Около дороги бедная дворянка, с загорелым, безобразным лицом, но в платьишке, а не сарафане, кормила толстого, безобразного ребенка и, при проезде Бакланова, как дикарка какая, не сочла даже за нужное прикрыть грудь214.
По всей видимости, внимание цензора обратил на себя прежде всего другой эпизод, который мог привлечь и самого Валуева. Речь идет о ключевой для романа главе с выразительным названием «Что-то веет другое!», где дается общая картина рубежа царствований Николая I и Александра II:
Зачем и из‐за чего эта война началась – в народе и в обществе никто понять не мог. Впрочем, не особенно и беспокоились: турок мы так привыкли побеждать! Но Европа двинула на нас флоты английский, французский и турецкий!

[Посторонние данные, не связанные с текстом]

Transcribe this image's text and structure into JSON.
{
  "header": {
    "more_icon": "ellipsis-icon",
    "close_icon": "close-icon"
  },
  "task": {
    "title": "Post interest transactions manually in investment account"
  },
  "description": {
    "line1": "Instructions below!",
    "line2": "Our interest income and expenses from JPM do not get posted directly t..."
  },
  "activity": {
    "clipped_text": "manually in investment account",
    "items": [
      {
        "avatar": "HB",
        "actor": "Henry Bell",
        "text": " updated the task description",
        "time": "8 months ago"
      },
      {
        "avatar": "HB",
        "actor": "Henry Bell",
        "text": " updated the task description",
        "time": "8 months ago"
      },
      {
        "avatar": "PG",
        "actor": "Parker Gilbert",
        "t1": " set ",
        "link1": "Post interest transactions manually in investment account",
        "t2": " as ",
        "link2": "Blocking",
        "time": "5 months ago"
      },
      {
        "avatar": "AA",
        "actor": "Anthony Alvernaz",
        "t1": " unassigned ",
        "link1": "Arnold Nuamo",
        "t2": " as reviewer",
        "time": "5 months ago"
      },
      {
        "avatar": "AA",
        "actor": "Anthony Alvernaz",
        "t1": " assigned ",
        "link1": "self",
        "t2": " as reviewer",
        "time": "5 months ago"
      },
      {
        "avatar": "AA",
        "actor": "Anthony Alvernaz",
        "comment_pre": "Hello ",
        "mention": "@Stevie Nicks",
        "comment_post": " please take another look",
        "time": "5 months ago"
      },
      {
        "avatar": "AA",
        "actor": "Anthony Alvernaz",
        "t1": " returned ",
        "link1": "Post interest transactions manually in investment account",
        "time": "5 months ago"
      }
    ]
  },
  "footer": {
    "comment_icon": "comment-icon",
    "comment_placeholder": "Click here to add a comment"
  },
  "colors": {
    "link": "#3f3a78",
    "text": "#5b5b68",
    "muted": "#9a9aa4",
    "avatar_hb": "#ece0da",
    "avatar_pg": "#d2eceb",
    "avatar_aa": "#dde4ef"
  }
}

Хомяков писал в стихах, что это на суд Божий сбираются народы.
Несмотря на нечеловеческое самоотвержение войска, стало, однако, сказываться, что мы не совсем военное государство; но зато государство совсем уж без путей сообщения…
<…>
В сентябре 1855 года была напечатана лаконическая депеша из Севастополя: «наши верки страдают»!
Исход дела стал для всех понятен.
Все почувствовали общее, и нельзя сказать, чтобы несправедливое, к самим себе презрение.
«Русский вестник» уже выходил. Щедрин стал печатать свои очерки. По губерниям только поеживались и пошевеливались и почти со слезами на глазах говорили: «Ей-богу, это ведь он нас учит, а мы и не умели никогда так плутовать!»215
Этот фрагмент не мог не понравиться Валуеву и, вероятно, воспринимался как проправительственный даже в 1867 году. Дело в том, что Писемский, сочиняя цитированный отрывок, буквально вдохновлялся идеями Валуева, высказанными, впрочем, несколько раньше. Вначале обратимся к цитируемой Писемским депеше. Эта депеша действительно была послана генералом М. Д. Горчаковым 15 августа 1855 года и относилась к разрушениям русских позиций от огня артиллерии противника. В действительности, однако, Горчаков выразился слегка по-другому: «верки наши страдают»216. Можно было бы подумать, что Писемский просто забыл текст Горчакова, если бы этот текст не приводился именно в той форме, как и в его романе, в одном очень известном источнике. Это «Дума русского (во второй половине 1855 года)» П. А. Валуева (тогда еще не министра, а губернатора), активно распространявшееся в списках неподцензурное произведение, где слова Горчакова приводятся так же, как в романе217.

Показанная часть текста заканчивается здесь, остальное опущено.